A tiny startup has helped Intel trounce AMD and Nvidia in critical AI tests — is it game over already?
Numenta has shown that Intel Xeon CPUs can vastly outperform the best CPUs and the best GPUs in AI workloads by applying a new approach to them.
Using a series of techniques based on this idea, branded under the Numenta Platform for Intelligent Computing (NuPIC) label, the startup has unlocked new levels of performance in conventional CPUs based on AI inference, according to Serve the House.
The really amazing thing is that it apparently outperforms GPUs and CPUs specifically designed to handle AI inference. For example, Numenta took a workload for which Nvidia was reporting performance numbers with its A100 GPU, and ran it on an augmented 48-core 4th generation Sapphire Rapids CPU. In all scenarios, it was faster than Nvidia’s chip, based on overall throughput. In fact, it was 64 times faster than a 3rd generation Intel Xeon processor and ten times faster than the A100 GPU.

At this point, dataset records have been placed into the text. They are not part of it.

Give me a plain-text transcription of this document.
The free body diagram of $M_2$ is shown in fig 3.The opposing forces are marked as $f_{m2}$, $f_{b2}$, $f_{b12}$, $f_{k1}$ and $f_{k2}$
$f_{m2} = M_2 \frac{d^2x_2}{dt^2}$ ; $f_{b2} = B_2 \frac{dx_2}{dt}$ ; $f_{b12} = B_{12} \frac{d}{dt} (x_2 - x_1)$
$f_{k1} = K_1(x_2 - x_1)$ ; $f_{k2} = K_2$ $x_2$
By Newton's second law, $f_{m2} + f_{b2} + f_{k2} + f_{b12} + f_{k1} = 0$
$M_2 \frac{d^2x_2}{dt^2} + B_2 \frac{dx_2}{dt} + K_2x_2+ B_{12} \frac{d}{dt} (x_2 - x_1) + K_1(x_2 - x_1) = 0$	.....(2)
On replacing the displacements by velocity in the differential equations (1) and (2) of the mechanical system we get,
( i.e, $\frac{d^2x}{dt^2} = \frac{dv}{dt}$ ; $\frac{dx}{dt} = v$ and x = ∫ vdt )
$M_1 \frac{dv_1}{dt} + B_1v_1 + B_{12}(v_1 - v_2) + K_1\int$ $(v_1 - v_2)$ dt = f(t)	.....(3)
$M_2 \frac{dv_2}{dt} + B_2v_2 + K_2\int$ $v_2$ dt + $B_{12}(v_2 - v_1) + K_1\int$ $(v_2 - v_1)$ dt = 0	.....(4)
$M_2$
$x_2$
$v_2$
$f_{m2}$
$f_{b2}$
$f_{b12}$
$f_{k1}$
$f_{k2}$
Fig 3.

Improving AI performance with neuroscience
Known for its neuroscience-inspired approach to AI workloads, Numenta relies heavily on the idea of sparse computing – the way the brain forms connections between neurons.
Most CPUs And GPUs today are designed for dense computing, especially AI, which is brute force rather than the contextual way the brain works. While thrift is a surefire way to improve performance, CPUs can malfunction that way. This is where Numenta steps in.
This startup wants to leverage the efficiency gains of sparse computing in AI models by applying its ‘secret sauce’ to general-purpose CPUs instead of chips purpose-built to handle AI-focused workloads.
Although it can run on both CPUs and GPUs, Numenta took Intel
These are extensions of the x86 architecture – serving as additional instruction sets that allow CPUs to perform more demanding functions.
Numenta delivers its NuPIC service using Docker containers and can run on a company’s own servers. If it worked in practice, it would be an optimal solution for repurposing CPUs already deployed in data centers for AI workloads, especially in light of the long latencies on Nvidia’s industry-leading A100 and H100 GPUs.